What is Uniform Resource Indicator? 

Just like we have underlying technology of HTTP and URL for web browsers, we have URI for mobile apps.  URL and HTTP help to implement deep linking by default. However,  for mobile devices, we need the apps to be configured for handling uniform resource indicator properly. URL is an address for a website.  You can easily guess what URI is.  It is an address for mobile apps on the device.


How does URI look like? 

URIs can open mobile apps and have a specific format. A few examples of URI are as follows.

  • twitter:// – this opens Twitter’s mobile app on iOS devices
  • YouTube:// – this URI opens YouTube’s mobile app on iOS devices.
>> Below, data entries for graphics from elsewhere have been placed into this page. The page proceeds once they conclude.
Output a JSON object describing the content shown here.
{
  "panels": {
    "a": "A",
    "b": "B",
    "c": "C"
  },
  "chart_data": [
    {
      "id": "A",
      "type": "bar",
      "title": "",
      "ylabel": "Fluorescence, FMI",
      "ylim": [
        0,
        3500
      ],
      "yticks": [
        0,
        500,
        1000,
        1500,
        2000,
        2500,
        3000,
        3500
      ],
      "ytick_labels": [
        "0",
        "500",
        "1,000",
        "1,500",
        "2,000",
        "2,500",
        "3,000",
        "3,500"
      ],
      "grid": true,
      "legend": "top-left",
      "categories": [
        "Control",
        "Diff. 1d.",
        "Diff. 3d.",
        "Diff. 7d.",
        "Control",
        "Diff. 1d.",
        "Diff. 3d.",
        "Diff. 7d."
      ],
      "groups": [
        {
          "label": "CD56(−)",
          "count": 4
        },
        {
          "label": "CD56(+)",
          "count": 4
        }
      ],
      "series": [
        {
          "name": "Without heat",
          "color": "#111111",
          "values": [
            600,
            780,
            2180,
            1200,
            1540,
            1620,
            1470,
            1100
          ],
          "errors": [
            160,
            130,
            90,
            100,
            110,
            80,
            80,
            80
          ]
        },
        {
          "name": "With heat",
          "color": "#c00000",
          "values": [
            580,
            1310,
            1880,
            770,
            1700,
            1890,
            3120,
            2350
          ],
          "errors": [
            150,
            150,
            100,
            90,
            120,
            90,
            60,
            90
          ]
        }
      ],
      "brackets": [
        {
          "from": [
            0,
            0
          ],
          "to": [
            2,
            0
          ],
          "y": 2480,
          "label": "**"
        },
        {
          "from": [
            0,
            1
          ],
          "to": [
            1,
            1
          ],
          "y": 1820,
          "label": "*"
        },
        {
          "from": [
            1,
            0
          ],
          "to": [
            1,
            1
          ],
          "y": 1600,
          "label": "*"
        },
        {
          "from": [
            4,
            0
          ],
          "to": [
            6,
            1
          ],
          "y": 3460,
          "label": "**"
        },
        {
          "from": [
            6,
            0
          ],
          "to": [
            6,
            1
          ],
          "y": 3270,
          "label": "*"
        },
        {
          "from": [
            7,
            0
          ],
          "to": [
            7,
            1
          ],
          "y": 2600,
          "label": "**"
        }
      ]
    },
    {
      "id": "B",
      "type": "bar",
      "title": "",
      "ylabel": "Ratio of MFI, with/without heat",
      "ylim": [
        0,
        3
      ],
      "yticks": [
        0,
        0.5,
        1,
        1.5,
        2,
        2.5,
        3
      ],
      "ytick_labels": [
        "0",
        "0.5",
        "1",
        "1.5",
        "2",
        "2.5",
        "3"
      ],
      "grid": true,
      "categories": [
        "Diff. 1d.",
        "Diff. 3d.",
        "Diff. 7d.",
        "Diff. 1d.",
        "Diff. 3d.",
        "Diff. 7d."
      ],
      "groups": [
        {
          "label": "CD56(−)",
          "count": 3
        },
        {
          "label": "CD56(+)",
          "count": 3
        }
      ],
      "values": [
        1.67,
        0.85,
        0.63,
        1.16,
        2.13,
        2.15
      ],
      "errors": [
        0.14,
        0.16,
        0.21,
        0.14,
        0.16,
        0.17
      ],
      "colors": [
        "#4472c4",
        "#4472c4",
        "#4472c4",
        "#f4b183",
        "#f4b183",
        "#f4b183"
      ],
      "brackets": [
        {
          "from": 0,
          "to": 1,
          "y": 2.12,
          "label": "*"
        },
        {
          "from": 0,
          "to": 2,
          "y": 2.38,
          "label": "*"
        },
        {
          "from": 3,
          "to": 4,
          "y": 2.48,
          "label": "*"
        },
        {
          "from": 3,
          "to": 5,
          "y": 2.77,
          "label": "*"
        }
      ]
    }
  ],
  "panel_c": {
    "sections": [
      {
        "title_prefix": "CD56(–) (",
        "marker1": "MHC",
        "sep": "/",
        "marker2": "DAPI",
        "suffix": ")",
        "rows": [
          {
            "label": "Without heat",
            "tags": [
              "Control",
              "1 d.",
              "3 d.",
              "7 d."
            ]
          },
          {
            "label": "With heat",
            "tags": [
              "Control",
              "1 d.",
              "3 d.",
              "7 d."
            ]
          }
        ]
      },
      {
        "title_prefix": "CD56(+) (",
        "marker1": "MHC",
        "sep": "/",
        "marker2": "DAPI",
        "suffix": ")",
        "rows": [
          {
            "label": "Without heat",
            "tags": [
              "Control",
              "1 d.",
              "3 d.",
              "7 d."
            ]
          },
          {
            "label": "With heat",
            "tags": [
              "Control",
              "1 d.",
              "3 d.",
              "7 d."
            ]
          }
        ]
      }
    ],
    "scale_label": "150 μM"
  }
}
Don’t presume that all URIs look the same.  The format of the URI changes respective to operating system.  While Android uses intents,  BlackBerry 10 uses BB10 framework. Moreover, iOS uses the OpenURL application method and Firefox goes for Web Activities.  Talk of Windows 8 platform, and you will find UriMapper class working for deep linking. This is how URI differs from one mobile operating system to another.

To make matters simpler,  let’s show you a real world example.

  • eBay://launch?itm=360703170135: This URI will launch the eBay app inside an iOS device, whereas,
  • eBay://item/view?id=360703170135: this will launch eBay app inside Android devices.

Easy marketing

Companies find it easier to market their products as the apps bring the customer right to the relevant location within an app using a dedicated link. The way deep linking made web more accessible, the same way deep linking helps to make mobile apps far more productive and effective.

Through deep linking, companies can make their marketing strategies seamless and can help in saving time of customers. More work in less time can raise the repute of the company in the eyes of the customers.


Itch for developers

URI works differently as compared to URL. And since URI is different for each mobile operating system, it is an overhead for developers as they have to follow different formats. The inconsistency of format leads to inclusion of different links for accessing the same app on different platforms. This leads to confusion in development process.


Deep linking increases productivity

Without deep linking, there are two ways for a user to handle this.

  • First, a user can tap on a button that redirects him to Facebook or Twitter on a browser, where he can perform the desired operation. This may require authentication if the user is not logged in.
  • Second, the user can exit the company’s app and open Facebook or Twitter app to search for your company’s page.

These tasks include overheads and hence, users will love to see this heavy lifting being done by the app itself. This is where deep linking helps.


Attracting new users

Deep linking can help you attract new users. No user today wants to exit the browser and move to app store, just to find your app in the app store and explore it further. Instead of asking them to do their own research, you can straightaway direct them to a specific location in your app. The control which you get over your marketing and on-boarding process is incredible. A company can send emails or SMS to prospective customers, with a deep link. The deep link can help the people arrive at your app’s location with just a single click.


User tracking

Deep linking can also shed light on how users are downloading and installing your app. You will get to know if SMS, emails or social media posts or blogs are leading people to your apps. This will help you figure out the most effective channel to promote your apps and this will be a huge incentive for your marketing team too.


Deferred deep linking

What if your customer does not have the concerned app installed? The operating system will try to open the deep link URL on a browser and the page opened will not display anything except an alert apologizing for failing to load the page. It definitely does not sound or look good.

Deferred deep linking can help here. If the app is not installed in the device of the user, the URL can redirect the user to the App store for installation of the app. This way, a company can promote its apps and also use deep linking later for those people who have downloaded the app after being redirected by deferred deep link.


Deep linking is a vital part of marketing and on-boarding strategy these days. It helps in user engagement and also tracking the behavior and response of the users and customers. Without deep linking in mobile apps, apps will soon become unknown in the app market and will fade out.